Но когда приехал владыка, игумен представил ему, что иеромонахов достаточно, а я, как кандидат на священство, нужнее во иеродиаконах, потому что во всякое время исправен и могу служить, тогда как другие иеродиаконы не таковы. Так и не состоялось мое на этот раз посвящение: слишком опасалось меня начальство, как возможного заместителя в том случае, если бы их слабости дошли до сведения владыки. Сказывали мне, что перед приездом архиерея казначей говорил игумену:
– Да вы только посвятите Феодосия: тогда никто из граждан к нам и под благословение-то не подойдет. Уж и теперь на него многие смотрят, как на единого от древних, а тогда и с Троицей-то[36] никто нас в дом брать не будет…
Сколько было в передаче этих слов правды, судить не мне, но на дело это было похоже. Меня даже не допустили в приезд владыки до служения с ним в соборе.
Великой печалью поражено было мое сердце, но не потому, что меня обошли – недостоинство мое меня обличало, – а потому что приезжал владыка, как говорится, ни про что, а уехал ни с чем: беспорядки наши, о которых он уже был предуведомлен (ему писал Л.А. Федотов), не удостоились внимания преосвященного, и, послужив у нас, приняв трапезу, он остался благодарен и, когда садился в карету, то осенил братию крестным знамением и промолвил благожелательно:
– Ну, братия, молитесь!
И больше мы от него ничего не услыхали.
О, сила великая ключаря и благочинного!
Между тем в то время, когда архиерей кушал в игуменских покоях, что за умопомрачение творилось в трапезной! Шум, гвалт, бесчиние, разливанное море!.. Казначей вырывал из рук трапезного пятый штоф сивухи, угощая братию, которая уже и без того была достаточно «утешена». Трапезный не давал, казначей рвал из рук… Крик, ругательства! Тут же пьяные кучера владыки и благочинного, с трубками в зубах, ругаясь площадными словами, заигрывали песни и, не держась уже на ногах, приваливались к лавке…
Я все это видел, и вот это-то самое и заставляло скорбеть мое сердце. А тут еще злобные и торжествующие улыбки моих недоброхотов точно кичились своим торжеством надо мной, точно говорили:
– Ну, что? Видишь, как мы боимся архиерея!
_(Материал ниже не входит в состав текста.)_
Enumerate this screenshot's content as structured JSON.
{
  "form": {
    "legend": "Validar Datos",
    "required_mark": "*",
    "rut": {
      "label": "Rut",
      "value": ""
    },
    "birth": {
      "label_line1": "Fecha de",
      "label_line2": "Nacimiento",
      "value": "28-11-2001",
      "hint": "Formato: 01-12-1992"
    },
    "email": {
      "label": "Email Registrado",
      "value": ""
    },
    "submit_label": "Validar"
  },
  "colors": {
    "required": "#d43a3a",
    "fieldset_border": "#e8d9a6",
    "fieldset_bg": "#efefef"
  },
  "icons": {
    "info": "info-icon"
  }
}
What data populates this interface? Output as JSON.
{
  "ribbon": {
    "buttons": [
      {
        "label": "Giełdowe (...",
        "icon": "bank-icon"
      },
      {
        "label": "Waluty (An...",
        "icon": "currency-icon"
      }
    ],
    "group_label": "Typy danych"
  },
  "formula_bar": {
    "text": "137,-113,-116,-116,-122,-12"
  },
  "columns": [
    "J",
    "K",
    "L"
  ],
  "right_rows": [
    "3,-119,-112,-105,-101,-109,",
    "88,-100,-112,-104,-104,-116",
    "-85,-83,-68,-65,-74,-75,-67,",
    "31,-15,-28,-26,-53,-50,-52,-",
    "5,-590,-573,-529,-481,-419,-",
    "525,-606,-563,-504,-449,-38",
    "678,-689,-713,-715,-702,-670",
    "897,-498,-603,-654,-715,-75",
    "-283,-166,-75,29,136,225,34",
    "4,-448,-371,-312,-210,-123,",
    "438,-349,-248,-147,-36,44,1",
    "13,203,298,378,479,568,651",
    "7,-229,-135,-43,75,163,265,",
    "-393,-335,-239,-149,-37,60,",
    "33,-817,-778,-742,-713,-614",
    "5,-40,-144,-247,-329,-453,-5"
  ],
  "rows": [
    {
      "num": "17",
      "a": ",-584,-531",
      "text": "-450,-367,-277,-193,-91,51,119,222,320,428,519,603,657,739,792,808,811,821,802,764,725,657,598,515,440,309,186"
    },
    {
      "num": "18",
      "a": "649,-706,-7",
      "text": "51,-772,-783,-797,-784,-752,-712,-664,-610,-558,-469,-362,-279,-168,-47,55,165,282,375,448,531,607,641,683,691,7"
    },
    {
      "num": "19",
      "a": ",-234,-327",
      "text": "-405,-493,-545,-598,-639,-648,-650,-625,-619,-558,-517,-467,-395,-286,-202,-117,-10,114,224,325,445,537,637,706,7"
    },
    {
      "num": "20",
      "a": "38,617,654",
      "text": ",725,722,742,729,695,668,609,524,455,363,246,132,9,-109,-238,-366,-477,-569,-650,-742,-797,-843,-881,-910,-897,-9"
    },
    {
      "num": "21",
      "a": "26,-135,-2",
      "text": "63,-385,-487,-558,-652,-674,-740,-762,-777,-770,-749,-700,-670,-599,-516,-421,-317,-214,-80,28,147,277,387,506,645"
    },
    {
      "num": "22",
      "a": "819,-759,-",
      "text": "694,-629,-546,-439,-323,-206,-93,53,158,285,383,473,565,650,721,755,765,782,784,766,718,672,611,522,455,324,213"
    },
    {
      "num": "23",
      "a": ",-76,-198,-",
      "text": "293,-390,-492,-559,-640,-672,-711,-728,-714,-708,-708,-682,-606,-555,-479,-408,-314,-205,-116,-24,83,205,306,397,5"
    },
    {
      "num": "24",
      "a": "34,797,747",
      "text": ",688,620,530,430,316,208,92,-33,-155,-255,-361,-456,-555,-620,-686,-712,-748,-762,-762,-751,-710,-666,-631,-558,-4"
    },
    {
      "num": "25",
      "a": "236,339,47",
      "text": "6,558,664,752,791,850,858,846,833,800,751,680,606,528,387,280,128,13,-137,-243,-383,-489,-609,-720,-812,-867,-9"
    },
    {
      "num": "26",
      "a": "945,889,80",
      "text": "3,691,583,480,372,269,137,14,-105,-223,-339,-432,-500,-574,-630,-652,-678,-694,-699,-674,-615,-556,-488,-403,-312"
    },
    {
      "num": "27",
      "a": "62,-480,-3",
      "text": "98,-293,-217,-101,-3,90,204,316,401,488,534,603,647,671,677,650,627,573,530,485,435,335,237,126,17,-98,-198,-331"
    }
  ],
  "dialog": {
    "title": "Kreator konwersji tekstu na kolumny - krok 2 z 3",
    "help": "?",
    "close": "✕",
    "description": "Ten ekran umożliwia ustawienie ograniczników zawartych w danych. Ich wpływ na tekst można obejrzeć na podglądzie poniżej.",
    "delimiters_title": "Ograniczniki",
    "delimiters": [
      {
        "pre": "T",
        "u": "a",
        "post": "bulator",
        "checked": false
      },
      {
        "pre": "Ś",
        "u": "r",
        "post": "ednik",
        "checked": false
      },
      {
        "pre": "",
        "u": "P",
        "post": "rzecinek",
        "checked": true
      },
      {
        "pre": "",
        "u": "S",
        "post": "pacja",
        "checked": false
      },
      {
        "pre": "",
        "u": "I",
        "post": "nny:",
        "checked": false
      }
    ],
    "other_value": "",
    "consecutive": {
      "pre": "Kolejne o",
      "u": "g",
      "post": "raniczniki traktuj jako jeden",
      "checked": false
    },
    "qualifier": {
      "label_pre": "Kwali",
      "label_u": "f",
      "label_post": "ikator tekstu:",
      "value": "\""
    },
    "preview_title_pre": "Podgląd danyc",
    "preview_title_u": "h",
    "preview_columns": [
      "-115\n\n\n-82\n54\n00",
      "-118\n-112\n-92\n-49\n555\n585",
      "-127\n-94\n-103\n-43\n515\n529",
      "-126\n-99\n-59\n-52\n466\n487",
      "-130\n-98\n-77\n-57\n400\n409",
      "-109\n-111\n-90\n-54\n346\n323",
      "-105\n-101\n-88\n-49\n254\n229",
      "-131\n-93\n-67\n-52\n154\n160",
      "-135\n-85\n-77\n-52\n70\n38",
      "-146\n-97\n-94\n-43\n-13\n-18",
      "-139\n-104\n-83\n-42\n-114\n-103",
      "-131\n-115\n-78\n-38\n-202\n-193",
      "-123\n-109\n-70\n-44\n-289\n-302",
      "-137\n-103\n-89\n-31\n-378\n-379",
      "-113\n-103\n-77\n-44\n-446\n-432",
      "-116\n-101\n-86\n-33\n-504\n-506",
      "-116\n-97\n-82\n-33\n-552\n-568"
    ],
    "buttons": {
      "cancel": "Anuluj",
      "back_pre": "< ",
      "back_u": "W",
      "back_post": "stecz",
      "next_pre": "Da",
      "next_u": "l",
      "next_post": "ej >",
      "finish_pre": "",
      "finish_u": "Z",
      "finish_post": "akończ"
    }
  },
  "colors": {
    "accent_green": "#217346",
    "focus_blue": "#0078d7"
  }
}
По отъезде владыки встретил я нашего казначея: шел он из трапезной и уже едва стоял на ногах. Взял меня за руку и, едва лопоча пьяным языком, стал говорить:
– Не скорби, отец Феодосий: будет время, будешь и ты иеромонахом. Я сочувствую твоей скорби: ты желаешь лучшего устроения в обители – я знаю это. Но что ты будешь делать, когда ты сам видишь, какой у нас игумен? Я, брат, тоже, брат был и так, и сяк… да нет, брат, ничего не сотворишь: это просто Крылов «чурбан», а для порядков надо «журавля»… Я ведь, брат любезный, все понимаю!.. Ну, не скорби, пожалуйста, не скорби!.. придет время… а теперь терпи!
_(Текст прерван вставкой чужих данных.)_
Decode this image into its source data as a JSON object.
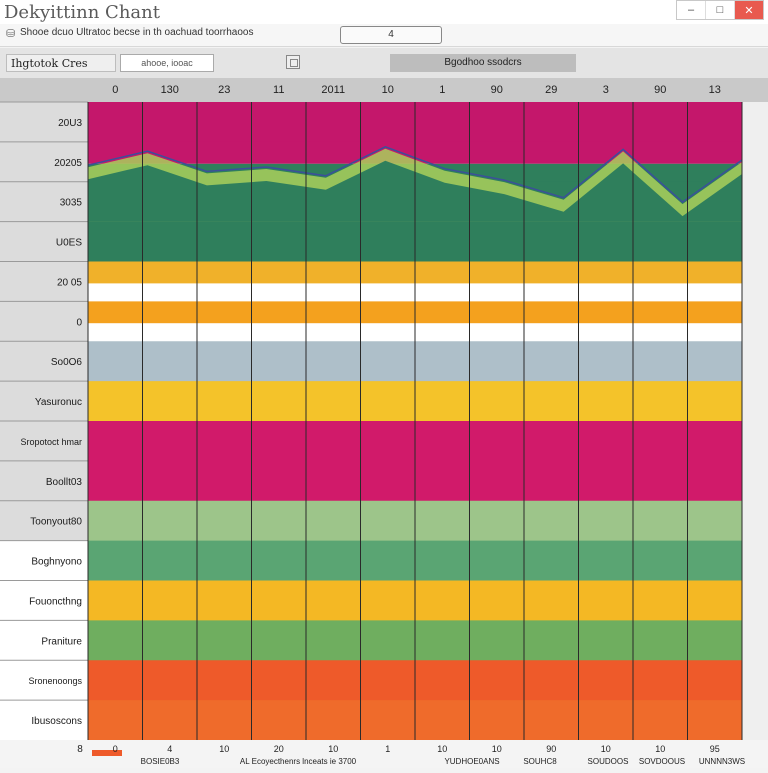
{
  "window": {
    "title": "Dekyittinn Chant",
    "controls": [
      "–",
      "□",
      "✕"
    ]
  },
  "subtitle_bar": {
    "icon": "database-icon",
    "text": "Shooe dcuo  Ultratoc becse in th oachuad  toorrhaoos",
    "center_field": "4"
  },
  "toolbar": {
    "label": "Ihgtotok Cres",
    "field": "ahooe,  iooac",
    "status": "Bgodhoo ssodcrs"
  },
  "chart_data": {
    "type": "heatmap",
    "title": "Dekyittinn Chant",
    "top_ticks": [
      "0",
      "130",
      "23",
      "11",
      "2011",
      "10",
      "1",
      "90",
      "29",
      "3",
      "90",
      "13"
    ],
    "columns": 12,
    "rows": [
      {
        "label": "20U3",
        "colors": [
          "#c4176b"
        ]
      },
      {
        "label": "20205",
        "colors": [
          "#c4176b",
          "#2f7f5c"
        ]
      },
      {
        "label": "3035",
        "colors": [
          "#2f7f5c"
        ]
      },
      {
        "label": "U0ES",
        "colors": [
          "#2f7f5c"
        ]
      },
      {
        "label": "20 05",
        "colors": [
          "#f0b12a",
          "#ffffff"
        ]
      },
      {
        "label": "0",
        "colors": [
          "#f4a11e",
          "#ffffff"
        ]
      },
      {
        "label": "So0O6",
        "colors": [
          "#aebfc9"
        ]
      },
      {
        "label": "Yasuronuc",
        "colors": [
          "#f4c32a"
        ]
      },
      {
        "label": "Sropotoct hmar",
        "colors": [
          "#d11a6a"
        ]
      },
      {
        "label": "Boollt03",
        "colors": [
          "#d11a6a"
        ]
      },
      {
        "label": "Toonyout80",
        "colors": [
          "#9dc58a"
        ]
      },
      {
        "label": "Boghnyono",
        "colors": [
          "#5aa573"
        ]
      },
      {
        "label": "Fouoncthng",
        "colors": [
          "#f4b824"
        ]
      },
      {
        "label": "Praniture",
        "colors": [
          "#6fae5f"
        ]
      },
      {
        "label": "Sronenoongs",
        "colors": [
          "#ee5a2a"
        ]
      },
      {
        "label": "Ibusoscons",
        "colors": [
          "#ef6b2b"
        ]
      }
    ],
    "bottom_ticks": [
      "0",
      "4",
      "10",
      "20",
      "10",
      "1",
      "10",
      "10",
      "90",
      "10",
      "10",
      "95"
    ],
    "bottom_labels": [
      "BOSIE0B3",
      "AL Ecoyecthenrs  lnceats  ie 3700",
      "YUDHOE0ANS",
      "SOUHC8",
      "SOUDOOS",
      "SOVDOOUS",
      "UNNNN3WS"
    ],
    "corner_label": "8",
    "ridge_values": [
      0.62,
      0.78,
      0.55,
      0.6,
      0.5,
      0.83,
      0.58,
      0.45,
      0.25,
      0.8,
      0.2,
      0.68
    ],
    "grid": true
  }
}
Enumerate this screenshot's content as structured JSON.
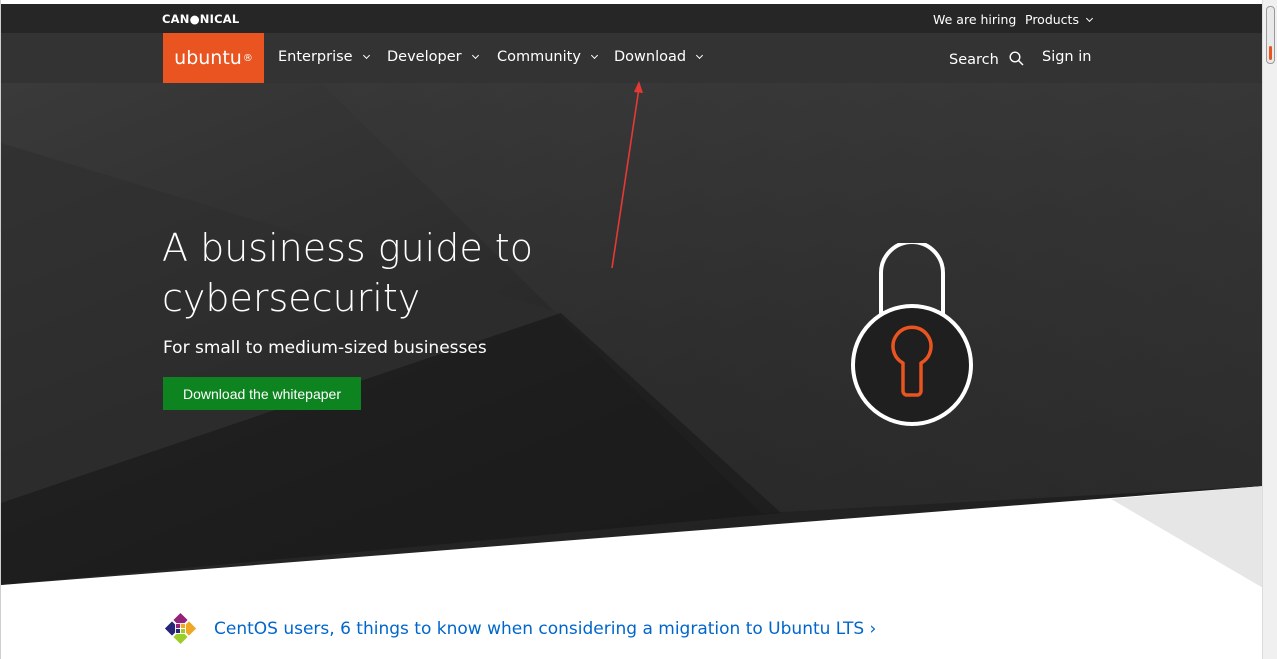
{
  "global_bar": {
    "brand": "CAN●NICAL",
    "links": [
      "We are hiring",
      "Products"
    ]
  },
  "nav": {
    "logo_text": "ubuntu",
    "logo_mark": "®",
    "items": [
      "Enterprise",
      "Developer",
      "Community",
      "Download"
    ],
    "search_label": "Search",
    "signin_label": "Sign in"
  },
  "hero": {
    "title": "A business guide to cybersecurity",
    "subtitle": "For small to medium-sized businesses",
    "cta_label": "Download the whitepaper",
    "illustration": "padlock-icon"
  },
  "promo": {
    "icon": "centos-logo-icon",
    "text": "CentOS users, 6 things to know when considering a migration to Ubuntu LTS ›"
  },
  "colors": {
    "brand_orange": "#e95420",
    "cta_green": "#0e8420",
    "link_blue": "#0066cc",
    "nav_bg": "#333333",
    "global_bar_bg": "#262626"
  }
}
И он лез ко мне целоваться… Я всю ночь не мог уснуть – сон бежал от глаз моих… И это называется обозрением епархии! И как это, думалось мне, можно было так, в глаза, обманывать владыку?… О другом о чем я и думать боялся…
Стоял я за ранней Литургией у свечного ящика; смотрю, вошел в церковь какой-то юродивый и стал скромненько в углу, у самой печки. Когда, по окончании службы, народ выходил из храма, шел и отец игумен. Юродивый этот вышел из своего угла, подошел к игумену и, показывая ему рукой на меня, громко сказал:
– Смотри, – видишь ты вон того монаха, что стоит у свечного ящика? Смотри ж, помни, что я тебе скажу: ты его не трогай! А тронешь, то сам свои поруки с себя сронишь!
Игумен не нашелся, промолчал. А юродивый этот, которого я прежде никогда не видал, пришел после ко мне в келью и объявил:
– Хочу чай пить – напои меня чаем!
Пока я ставил самовар, он все время ходил по келье и что-то бормотал про себя невнятное, а затем подал мне образок святителя Афанасия Сидящего, что в Лубнах, и сказал:
– Вот тебе святитель Афанасий в помощники: молись ему – он все больше любит помогать дворянам. Он тебе поможет. Молись ты за меня, а я – за тебя, а он – за нас: вот и будет хорошо!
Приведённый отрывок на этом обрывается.